The team is partnering with Texas A&M virologists at the Global Health Research Complex lab (GHRC) to learn about how different SARS-CoV-2 variants could be implicated in breakthrough infections, which is when vaccinated individuals become infected.
Another component of the study is a youth advisory board, which will include the outgoing and incoming student body presidents. They’ll liaise with Aggies throughout the process to provide the study team with messages that will be relevant to their peers.
All case managers on the study are student employees – mostly graduate students in the School of Public Health. Fischer said the study team will be leveraging students across all three study sites while offering them practical training.
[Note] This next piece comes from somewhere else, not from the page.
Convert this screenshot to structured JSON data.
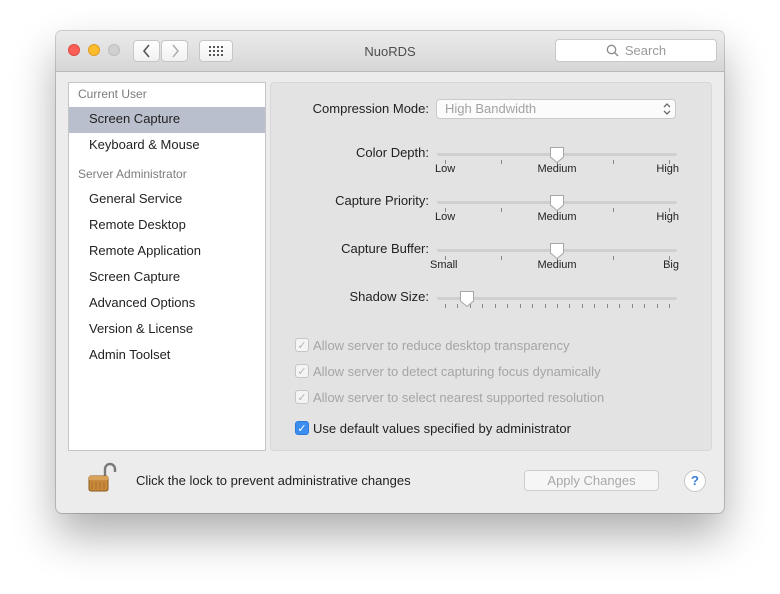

“That means that when our students are in the study and they’re enrolling and have questions, they’re actually talking to students who are trained and armed with the information,” Fischer said. “It also means that our study team can be a resource and relate to participants for problem solving and navigating the process.”
The study’s results could have implications for students’ return to campus in the fall. Experts will likely be able to answer whether vaccines will allow the campus community to forego face coverings and physical distancing and safely congregate in indoor settings.